Edwards went away to fight in August 1914, at the age of twenty-one. He returned from the Western Front in March 1918, severely wounded and made to spend months in hospital. In September 1918, he was discharged and spent the last weeks of the war teaching gas drill to new recruits. After returning to civilian life on 10 December 1918, he stayed in Aberfan for a week, before returning to Penmaenmawr quarry. He joined the Workers' Union and the Independent Labour Party. After representing the quarry workers in a case of pay, Edwards joined the Dockers' Union in around 1920, leaving the Amalgamated Union of Quarryworkers and Steelworkers, which represented most quarry workers. Edwards was dismissed from his job at the quarry, due to refusing to rejoin the quarryworkers' union after strike action.
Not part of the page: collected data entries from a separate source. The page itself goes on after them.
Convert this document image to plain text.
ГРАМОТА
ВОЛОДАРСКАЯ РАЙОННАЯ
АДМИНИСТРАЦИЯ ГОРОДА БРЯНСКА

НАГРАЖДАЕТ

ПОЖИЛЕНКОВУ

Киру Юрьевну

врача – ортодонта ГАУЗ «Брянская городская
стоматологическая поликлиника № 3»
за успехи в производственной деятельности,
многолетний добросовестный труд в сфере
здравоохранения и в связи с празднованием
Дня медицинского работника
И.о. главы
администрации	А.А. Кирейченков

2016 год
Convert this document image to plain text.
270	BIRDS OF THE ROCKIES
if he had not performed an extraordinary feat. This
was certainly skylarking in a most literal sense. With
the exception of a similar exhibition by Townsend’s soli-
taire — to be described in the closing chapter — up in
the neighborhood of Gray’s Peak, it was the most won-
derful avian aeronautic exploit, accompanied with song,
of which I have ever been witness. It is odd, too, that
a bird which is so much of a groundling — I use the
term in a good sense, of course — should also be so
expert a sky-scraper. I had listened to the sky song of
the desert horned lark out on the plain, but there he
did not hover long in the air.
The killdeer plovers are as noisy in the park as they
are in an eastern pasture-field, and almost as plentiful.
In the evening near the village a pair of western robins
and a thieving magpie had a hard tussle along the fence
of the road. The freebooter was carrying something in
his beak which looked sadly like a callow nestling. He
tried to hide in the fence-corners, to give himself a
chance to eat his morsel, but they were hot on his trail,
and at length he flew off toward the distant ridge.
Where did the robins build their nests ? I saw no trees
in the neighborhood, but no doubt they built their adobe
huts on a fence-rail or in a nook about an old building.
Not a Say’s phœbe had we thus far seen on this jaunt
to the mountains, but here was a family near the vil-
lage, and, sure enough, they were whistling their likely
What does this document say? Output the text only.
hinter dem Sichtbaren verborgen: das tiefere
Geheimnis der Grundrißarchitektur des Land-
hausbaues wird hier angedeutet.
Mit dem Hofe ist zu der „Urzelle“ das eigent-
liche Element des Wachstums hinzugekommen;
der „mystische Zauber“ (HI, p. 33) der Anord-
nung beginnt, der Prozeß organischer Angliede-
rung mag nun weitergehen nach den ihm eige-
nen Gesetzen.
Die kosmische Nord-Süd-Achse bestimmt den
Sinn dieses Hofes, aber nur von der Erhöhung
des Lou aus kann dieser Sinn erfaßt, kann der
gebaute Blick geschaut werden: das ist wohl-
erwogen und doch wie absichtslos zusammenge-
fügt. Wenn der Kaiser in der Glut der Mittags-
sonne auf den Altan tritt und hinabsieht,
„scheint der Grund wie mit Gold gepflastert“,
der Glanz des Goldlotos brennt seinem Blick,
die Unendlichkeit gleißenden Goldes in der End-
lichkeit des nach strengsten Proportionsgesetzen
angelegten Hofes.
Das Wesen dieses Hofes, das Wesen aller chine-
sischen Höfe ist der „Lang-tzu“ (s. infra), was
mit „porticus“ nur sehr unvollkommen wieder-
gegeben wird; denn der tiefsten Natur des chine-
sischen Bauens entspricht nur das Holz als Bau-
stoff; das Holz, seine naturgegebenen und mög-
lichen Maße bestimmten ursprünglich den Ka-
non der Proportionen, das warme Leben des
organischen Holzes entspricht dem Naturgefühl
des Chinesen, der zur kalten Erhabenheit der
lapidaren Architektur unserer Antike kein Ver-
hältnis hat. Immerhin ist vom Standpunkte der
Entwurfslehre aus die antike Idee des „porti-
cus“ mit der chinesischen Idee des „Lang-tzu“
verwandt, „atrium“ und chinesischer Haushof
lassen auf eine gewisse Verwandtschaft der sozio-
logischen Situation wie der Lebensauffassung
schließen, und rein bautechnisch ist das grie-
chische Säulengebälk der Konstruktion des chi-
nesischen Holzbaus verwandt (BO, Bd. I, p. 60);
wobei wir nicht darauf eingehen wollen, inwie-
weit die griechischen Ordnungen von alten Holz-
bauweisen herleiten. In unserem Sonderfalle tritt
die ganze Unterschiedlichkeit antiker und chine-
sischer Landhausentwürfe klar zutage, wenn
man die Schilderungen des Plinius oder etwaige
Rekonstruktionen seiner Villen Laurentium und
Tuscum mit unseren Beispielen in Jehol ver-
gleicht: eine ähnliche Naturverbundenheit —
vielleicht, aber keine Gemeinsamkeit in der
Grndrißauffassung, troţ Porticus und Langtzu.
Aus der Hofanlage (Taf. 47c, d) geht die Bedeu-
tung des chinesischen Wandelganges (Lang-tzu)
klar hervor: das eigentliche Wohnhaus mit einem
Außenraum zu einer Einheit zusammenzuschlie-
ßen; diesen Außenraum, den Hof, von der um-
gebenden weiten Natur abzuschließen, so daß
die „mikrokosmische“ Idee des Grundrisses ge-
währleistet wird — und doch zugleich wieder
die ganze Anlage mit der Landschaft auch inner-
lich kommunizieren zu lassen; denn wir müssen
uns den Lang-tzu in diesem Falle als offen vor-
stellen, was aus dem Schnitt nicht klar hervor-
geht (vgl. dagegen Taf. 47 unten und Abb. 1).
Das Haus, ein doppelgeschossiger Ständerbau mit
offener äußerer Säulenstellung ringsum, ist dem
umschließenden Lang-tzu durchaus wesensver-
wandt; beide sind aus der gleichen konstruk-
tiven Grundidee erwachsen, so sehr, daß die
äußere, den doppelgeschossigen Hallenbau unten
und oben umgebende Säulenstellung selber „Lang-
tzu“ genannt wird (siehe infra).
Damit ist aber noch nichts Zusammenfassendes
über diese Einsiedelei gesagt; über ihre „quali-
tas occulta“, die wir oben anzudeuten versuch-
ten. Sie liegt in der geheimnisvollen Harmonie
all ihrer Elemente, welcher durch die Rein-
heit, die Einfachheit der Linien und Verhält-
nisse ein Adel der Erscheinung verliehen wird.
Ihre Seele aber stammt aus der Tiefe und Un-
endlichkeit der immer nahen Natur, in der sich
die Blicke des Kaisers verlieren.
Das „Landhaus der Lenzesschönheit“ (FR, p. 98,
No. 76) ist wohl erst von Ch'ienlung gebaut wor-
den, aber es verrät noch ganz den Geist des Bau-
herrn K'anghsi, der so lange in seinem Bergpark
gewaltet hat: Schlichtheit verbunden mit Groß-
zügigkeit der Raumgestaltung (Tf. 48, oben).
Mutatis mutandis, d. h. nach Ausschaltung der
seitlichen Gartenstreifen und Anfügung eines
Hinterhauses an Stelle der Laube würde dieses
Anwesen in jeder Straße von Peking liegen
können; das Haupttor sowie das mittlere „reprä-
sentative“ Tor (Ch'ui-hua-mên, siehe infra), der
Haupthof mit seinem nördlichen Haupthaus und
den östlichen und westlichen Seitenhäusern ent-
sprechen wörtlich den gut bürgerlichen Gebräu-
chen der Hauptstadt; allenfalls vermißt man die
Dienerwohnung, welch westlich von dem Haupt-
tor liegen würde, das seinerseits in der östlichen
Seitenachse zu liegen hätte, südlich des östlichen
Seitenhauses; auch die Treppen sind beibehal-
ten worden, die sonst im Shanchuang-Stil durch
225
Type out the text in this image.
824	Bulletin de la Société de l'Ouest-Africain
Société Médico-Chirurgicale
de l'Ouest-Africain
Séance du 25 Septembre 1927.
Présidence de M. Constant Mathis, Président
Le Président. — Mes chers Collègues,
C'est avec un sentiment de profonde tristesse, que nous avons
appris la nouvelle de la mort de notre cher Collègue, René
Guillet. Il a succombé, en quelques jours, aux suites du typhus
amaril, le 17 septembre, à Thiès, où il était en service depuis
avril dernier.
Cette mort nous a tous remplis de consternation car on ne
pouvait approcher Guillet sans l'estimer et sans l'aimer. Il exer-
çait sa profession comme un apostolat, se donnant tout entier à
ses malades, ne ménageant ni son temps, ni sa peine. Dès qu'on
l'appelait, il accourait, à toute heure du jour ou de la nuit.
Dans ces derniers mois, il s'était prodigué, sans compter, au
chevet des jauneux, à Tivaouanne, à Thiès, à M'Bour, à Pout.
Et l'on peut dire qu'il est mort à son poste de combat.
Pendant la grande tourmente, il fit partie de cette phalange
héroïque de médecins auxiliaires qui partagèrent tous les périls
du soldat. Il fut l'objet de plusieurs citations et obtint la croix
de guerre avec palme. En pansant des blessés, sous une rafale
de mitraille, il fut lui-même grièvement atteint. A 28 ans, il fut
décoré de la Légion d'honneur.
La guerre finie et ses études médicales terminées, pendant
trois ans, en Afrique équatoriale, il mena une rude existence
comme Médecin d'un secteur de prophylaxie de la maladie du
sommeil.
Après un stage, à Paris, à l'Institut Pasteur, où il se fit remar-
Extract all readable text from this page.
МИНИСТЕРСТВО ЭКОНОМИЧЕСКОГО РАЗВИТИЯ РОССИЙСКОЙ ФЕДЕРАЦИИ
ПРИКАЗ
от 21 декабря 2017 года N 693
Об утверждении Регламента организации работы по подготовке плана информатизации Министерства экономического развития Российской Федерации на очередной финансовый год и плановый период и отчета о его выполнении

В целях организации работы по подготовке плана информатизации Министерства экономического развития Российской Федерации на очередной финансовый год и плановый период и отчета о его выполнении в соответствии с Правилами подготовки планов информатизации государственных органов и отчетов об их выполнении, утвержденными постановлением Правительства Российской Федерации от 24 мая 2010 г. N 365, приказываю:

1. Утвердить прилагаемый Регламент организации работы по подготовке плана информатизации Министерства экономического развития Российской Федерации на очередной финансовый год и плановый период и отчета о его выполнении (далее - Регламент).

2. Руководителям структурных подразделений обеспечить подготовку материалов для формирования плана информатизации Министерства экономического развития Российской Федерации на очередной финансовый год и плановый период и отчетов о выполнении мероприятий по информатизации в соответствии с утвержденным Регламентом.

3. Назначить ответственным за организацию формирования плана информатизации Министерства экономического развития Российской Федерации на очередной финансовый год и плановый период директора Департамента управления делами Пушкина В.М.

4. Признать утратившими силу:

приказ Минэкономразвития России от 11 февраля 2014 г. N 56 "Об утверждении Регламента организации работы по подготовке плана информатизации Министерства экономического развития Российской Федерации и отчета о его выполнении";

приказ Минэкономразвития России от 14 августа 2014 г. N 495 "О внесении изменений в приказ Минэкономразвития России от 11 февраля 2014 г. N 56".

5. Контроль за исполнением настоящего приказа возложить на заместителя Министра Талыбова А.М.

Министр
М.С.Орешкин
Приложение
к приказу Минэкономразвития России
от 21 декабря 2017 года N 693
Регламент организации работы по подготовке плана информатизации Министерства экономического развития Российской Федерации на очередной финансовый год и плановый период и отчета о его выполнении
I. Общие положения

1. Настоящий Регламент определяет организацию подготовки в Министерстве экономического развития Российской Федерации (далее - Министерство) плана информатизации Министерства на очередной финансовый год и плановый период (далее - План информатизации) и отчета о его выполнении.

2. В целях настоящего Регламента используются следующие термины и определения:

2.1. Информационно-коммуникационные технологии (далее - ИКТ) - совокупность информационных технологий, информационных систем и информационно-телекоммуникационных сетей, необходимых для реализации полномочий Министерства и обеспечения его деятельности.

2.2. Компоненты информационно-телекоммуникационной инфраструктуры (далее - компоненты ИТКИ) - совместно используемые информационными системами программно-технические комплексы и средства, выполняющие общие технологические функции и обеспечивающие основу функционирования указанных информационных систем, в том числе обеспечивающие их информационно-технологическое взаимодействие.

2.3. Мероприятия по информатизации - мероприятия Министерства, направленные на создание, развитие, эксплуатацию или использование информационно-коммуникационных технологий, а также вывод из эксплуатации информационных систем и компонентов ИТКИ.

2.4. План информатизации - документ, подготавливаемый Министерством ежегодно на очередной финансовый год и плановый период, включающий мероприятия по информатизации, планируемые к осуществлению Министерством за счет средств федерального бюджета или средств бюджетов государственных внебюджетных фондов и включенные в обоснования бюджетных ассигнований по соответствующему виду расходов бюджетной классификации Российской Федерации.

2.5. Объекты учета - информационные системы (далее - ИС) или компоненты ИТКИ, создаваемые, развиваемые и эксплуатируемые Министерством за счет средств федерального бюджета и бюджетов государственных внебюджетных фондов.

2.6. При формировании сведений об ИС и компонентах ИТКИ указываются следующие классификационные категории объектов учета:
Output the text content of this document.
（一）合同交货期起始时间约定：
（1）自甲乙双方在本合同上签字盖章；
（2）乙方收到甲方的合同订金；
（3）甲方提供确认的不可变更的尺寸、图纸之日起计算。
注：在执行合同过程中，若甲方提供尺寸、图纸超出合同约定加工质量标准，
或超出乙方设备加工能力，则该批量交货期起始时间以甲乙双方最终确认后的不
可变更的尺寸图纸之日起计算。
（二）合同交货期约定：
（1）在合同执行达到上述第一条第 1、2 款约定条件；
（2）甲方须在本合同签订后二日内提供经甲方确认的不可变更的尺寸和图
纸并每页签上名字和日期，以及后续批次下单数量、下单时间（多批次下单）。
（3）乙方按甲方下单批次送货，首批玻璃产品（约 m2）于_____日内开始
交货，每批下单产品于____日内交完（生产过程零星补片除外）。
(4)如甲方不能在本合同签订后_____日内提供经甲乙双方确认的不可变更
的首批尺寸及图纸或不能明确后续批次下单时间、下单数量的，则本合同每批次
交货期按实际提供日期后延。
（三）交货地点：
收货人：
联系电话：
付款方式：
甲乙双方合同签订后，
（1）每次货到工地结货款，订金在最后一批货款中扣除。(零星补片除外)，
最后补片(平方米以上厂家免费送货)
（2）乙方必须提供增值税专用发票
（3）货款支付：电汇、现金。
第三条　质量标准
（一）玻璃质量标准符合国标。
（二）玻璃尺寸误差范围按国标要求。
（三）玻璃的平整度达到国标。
In 1923, Edwards became secretary of the Penmaenmawr branch of the Transport and General Workers' Union, which allowed him to meet with other union leaders. In 1927, he was elected to Penmaenmawr council.

==Later career==

He was appointed the first chair of the Council for Wales and Monmouthshire in 1949. He was in favour of a Welsh Parliament but initially did not support the Parliament for Wales Campaign in the early 1950s although later he did join the campaign. He opposed the decision to flood the Tryweryn valley to create a reservoir to service Liverpool. In 1956 he bought the Welsh-language periodical, Y Faner, in order to save it from liquidation. In 1958 he resigned from the Council for Wales and in 1959 he left the Labour Party to join Plaid Cymru although he returned to the Labour fold in 1965. He was the first President of the Welsh Language Society.

He published two autobiographical volumes in his native Welsh, Tros y Tresi (1956) and Troi'r Drol (1963). He was also a poet.

==Personal life==

In March 1920, Edwards married Margaret Owen, a Welsh-speaking woman from Rachub, Bethesda, Gwynedd. They had known each other since Edwards was a boy, as she was his sister's best friend.